On the national front, Pete managed all the teams representing Australia in the World Grommet Championships, held annually in Bali. It was around this time, in the early {{{90}}}’s, that he encouraged me to get involved in the national coaching and we enjoyed many fun forays to Indo, the kids surfed their brains out and Pete never once got to know what it feels like to come second. His managerial style was classic, all business on the beach, all fun by the pool or at the many restaurants that lined the streets of Kuta. Pete was also instrumental in establishing events in Sumbawa and his real baby was Nias. He had the knack of being able to woo the Indonesian authorities and felt right at home with Governors or having beers with armed members of the military, including Generals.

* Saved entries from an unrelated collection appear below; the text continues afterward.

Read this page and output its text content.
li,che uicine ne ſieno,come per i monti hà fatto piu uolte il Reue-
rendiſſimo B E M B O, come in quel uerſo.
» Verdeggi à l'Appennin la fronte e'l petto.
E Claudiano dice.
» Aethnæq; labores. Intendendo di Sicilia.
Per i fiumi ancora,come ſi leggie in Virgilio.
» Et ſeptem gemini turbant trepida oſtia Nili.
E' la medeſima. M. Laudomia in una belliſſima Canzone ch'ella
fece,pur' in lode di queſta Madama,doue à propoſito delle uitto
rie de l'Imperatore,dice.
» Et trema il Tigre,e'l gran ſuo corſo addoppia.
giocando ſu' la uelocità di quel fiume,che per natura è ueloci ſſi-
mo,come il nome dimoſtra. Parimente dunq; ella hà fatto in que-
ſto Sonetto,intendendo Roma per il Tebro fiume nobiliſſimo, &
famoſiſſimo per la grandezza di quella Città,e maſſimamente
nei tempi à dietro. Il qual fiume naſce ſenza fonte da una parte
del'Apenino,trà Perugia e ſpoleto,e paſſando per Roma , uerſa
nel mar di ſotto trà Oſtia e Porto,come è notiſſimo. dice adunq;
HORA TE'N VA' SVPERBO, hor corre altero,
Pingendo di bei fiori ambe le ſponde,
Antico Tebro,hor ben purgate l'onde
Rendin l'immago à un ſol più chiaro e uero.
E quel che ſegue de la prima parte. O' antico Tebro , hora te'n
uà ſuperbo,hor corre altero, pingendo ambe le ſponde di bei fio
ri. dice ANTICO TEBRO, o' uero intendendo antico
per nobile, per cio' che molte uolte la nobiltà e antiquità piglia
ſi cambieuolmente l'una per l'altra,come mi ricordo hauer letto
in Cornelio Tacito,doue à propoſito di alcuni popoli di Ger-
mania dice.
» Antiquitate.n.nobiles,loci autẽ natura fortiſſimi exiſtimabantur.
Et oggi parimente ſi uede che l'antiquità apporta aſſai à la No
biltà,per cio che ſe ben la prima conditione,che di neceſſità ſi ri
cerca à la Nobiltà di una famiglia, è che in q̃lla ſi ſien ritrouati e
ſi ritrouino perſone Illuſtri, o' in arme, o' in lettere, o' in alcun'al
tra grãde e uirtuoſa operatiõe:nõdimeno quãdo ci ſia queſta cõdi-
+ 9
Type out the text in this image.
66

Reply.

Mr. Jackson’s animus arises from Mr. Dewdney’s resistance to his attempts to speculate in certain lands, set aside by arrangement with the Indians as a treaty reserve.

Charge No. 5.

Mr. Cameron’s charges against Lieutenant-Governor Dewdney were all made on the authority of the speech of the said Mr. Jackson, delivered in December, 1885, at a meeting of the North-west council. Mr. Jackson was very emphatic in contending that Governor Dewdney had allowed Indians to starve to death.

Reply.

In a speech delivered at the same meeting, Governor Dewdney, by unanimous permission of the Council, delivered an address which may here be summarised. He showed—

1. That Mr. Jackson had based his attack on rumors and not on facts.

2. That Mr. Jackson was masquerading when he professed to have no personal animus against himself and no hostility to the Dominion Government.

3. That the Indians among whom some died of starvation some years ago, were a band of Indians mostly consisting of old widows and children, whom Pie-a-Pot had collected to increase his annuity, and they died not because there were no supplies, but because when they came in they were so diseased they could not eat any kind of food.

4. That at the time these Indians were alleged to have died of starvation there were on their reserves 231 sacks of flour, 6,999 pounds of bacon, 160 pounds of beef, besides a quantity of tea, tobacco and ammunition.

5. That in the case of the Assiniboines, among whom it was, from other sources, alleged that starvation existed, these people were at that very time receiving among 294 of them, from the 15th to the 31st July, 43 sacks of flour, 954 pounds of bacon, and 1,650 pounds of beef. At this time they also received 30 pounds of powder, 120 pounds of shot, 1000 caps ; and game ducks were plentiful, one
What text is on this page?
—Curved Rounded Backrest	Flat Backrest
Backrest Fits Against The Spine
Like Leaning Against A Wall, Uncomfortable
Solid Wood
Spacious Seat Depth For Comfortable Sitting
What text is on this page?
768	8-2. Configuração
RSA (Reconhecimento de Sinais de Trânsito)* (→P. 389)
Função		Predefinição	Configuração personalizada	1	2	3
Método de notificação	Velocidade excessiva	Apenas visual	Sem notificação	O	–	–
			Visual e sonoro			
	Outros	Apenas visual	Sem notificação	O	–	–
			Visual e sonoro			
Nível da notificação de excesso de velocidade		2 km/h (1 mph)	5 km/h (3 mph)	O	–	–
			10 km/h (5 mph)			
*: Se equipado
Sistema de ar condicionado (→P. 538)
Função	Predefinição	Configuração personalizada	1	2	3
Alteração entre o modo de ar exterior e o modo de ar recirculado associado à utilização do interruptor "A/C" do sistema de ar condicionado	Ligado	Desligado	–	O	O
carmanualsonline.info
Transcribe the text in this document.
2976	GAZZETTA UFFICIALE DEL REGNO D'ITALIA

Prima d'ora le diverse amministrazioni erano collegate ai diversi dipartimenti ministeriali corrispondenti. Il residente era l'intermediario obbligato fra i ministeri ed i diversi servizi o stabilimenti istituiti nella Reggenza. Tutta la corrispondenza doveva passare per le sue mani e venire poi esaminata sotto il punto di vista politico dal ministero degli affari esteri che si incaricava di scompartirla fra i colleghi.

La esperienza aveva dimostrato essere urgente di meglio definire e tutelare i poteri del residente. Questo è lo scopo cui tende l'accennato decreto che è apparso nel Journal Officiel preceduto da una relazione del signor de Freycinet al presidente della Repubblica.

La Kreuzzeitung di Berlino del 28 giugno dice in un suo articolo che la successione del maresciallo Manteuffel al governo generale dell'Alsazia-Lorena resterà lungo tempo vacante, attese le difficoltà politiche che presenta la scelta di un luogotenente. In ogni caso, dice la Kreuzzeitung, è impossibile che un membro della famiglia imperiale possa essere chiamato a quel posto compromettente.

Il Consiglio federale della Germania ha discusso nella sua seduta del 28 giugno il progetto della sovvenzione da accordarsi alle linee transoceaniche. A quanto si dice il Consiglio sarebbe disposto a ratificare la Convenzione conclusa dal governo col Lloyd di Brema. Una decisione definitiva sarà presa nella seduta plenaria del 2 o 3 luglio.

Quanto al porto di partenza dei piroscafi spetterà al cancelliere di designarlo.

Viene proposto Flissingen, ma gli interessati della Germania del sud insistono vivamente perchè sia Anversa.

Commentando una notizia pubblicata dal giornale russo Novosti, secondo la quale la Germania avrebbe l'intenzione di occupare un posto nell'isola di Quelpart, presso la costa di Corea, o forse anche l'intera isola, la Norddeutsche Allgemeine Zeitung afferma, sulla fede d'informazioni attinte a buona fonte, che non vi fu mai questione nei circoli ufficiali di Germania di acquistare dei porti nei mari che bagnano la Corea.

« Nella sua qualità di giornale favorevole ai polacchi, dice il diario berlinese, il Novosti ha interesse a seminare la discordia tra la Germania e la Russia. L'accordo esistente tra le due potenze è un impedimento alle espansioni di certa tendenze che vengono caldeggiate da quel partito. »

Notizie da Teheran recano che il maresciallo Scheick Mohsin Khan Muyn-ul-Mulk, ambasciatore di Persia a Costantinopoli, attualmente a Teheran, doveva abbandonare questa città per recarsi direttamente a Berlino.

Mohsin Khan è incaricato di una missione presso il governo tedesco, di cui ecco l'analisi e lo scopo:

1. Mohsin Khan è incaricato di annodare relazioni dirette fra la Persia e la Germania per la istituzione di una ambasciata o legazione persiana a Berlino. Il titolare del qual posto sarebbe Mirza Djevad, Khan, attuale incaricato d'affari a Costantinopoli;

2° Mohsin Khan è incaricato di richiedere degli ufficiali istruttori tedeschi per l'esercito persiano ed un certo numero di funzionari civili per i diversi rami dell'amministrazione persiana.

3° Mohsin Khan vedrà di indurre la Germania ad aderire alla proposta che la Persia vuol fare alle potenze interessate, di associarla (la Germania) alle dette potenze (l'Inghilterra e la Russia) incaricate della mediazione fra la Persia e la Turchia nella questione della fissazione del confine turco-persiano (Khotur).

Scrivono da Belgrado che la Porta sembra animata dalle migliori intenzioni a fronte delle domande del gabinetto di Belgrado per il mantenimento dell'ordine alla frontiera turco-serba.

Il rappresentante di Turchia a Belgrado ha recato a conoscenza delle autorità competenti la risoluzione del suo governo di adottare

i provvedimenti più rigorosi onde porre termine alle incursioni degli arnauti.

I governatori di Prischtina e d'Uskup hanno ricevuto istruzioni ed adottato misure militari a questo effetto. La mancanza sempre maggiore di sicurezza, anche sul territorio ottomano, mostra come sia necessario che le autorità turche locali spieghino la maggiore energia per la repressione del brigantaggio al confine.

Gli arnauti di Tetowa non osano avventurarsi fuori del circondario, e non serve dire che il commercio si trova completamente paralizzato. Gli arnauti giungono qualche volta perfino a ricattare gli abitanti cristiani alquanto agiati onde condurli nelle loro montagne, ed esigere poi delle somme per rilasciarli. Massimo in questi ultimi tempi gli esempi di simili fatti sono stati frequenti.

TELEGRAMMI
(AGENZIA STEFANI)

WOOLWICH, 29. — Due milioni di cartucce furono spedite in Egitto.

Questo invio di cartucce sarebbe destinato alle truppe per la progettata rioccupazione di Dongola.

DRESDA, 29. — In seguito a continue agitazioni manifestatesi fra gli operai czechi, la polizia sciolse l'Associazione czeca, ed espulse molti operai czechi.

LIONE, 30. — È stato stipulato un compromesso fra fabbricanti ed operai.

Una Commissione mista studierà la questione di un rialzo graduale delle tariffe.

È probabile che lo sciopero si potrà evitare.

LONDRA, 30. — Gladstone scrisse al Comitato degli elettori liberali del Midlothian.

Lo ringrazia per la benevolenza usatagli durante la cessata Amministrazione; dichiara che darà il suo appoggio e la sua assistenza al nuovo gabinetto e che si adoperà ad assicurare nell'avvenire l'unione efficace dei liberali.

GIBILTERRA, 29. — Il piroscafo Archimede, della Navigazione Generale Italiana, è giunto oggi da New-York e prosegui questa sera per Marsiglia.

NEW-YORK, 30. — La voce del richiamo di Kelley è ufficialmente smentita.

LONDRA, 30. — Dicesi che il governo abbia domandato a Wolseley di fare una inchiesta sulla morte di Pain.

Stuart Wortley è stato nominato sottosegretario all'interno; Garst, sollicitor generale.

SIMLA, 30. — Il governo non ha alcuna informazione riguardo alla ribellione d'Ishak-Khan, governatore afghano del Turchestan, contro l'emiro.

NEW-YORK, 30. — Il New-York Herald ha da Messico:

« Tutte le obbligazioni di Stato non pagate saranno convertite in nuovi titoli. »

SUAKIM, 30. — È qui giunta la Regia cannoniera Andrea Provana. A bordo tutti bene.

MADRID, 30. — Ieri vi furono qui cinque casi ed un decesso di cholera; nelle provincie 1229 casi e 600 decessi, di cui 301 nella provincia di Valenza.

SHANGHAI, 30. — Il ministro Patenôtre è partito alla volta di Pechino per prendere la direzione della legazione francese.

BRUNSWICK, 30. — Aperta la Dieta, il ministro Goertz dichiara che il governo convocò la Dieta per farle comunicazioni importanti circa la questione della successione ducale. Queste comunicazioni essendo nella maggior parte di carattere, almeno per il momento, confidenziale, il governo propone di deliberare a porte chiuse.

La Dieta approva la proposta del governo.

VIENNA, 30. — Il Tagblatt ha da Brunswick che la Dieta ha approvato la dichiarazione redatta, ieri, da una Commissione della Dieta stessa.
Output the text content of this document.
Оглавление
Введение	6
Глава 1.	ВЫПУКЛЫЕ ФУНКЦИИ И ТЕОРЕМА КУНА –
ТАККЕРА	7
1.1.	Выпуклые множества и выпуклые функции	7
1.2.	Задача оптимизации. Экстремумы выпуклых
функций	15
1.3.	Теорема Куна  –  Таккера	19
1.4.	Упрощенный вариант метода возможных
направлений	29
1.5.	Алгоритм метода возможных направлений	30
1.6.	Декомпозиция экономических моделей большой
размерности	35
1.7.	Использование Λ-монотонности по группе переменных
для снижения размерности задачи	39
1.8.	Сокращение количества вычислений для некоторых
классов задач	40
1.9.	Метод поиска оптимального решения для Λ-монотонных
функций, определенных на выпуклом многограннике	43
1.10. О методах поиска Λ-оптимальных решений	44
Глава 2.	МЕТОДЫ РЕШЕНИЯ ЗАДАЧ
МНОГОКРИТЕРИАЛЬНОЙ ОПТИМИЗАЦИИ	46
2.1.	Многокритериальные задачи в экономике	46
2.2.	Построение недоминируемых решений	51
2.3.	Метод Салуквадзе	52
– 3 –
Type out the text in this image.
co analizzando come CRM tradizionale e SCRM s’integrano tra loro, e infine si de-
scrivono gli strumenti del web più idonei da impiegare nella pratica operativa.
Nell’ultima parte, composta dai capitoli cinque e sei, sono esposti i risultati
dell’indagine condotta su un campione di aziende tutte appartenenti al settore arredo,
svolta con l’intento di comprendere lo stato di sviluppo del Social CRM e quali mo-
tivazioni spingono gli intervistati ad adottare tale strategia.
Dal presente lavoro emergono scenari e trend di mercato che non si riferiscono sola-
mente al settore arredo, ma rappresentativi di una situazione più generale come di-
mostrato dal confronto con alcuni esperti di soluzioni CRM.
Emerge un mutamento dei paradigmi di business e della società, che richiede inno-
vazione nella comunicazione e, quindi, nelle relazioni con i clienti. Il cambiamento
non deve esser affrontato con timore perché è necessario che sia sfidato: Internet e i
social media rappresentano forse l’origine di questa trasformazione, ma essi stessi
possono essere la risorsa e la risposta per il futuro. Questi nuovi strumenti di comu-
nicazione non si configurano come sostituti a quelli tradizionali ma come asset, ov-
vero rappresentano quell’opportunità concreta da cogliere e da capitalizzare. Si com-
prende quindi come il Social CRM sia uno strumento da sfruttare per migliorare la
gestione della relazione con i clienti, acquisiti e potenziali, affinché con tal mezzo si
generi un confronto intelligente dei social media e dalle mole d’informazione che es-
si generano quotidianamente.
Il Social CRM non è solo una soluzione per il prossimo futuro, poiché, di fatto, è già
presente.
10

As the team for ASP Australasia, I’ll never forget the first ASP Board meeting Pete attended. It was in Bali in around 94. Pete presented the Regional report in this bound document that was meticulously set out and full of detail, incorporating growth projections, event management, financials, sponsorship opportunities, marketing strategies etc. This document and Pete’s presentation were to have a profound impact on ASP. It virtually changed the way reports were delivered; it became a template for not only regional stuff but for the way all presentations were made at Board level. At that meeting Pete caught the eye of some of the shakers and movers of pro surfing, including Greville Mitchell, Randy Rarick, Ian Cairns and CEO Graham Stapelburg.

It wasn’t long before CEO Stapelburg went head hunting for Pete, the guy definitely had talent. So he moved on from Surfing Australia and relocated to Laguna Beach California, to work with ‘G’, Meg Bernad, Dory Payne and Jesse Faen at ASP International. This was a very fulfilling time in Pete’s career. He would ring me and wax lyrical over how fantastic it was to be the WCT Tour Manager. He’d found his calling, he absolutely loved working with and for the surfers, loved traveling the tour, mixing with event owners, government officials and serving the sport and its athletes in this capacity.

When ‘G’ moved on from ASP destiny stepped in once again on Pete’s career. He was unwittingly thrust into the role of CEO of ASP International. He referred to it as an interim role, he desperately wanted to get back to the idyllic role of Tour Manager, where his heart lay. But it was not meant to be. Pete once again encouraged me to come with him on this journey, and over a few cool ones one evening at {{{Rocky}}} Point we established the Bugs/Weeta ticket, running ASP being our collective goal. The team was officially reunited in March 1999 when we were inducted as ASP Management.

I won’t bore you with the details of all our travails, but it’s now safe to say it was a tumultuous time for pro surfing and ASP. There was unhappiness, surfers were fed up with shitty tour locations, an antiquated judging criteria, an unsynchronized tour schedule, there was talk of a rebel tour, event sponsors were coming and going, there was no security on any side of the table, other extreme sports were leaving pro surfing in the shade, and ASP was at the very bottom of its credibility in Southern California, the hub of industry.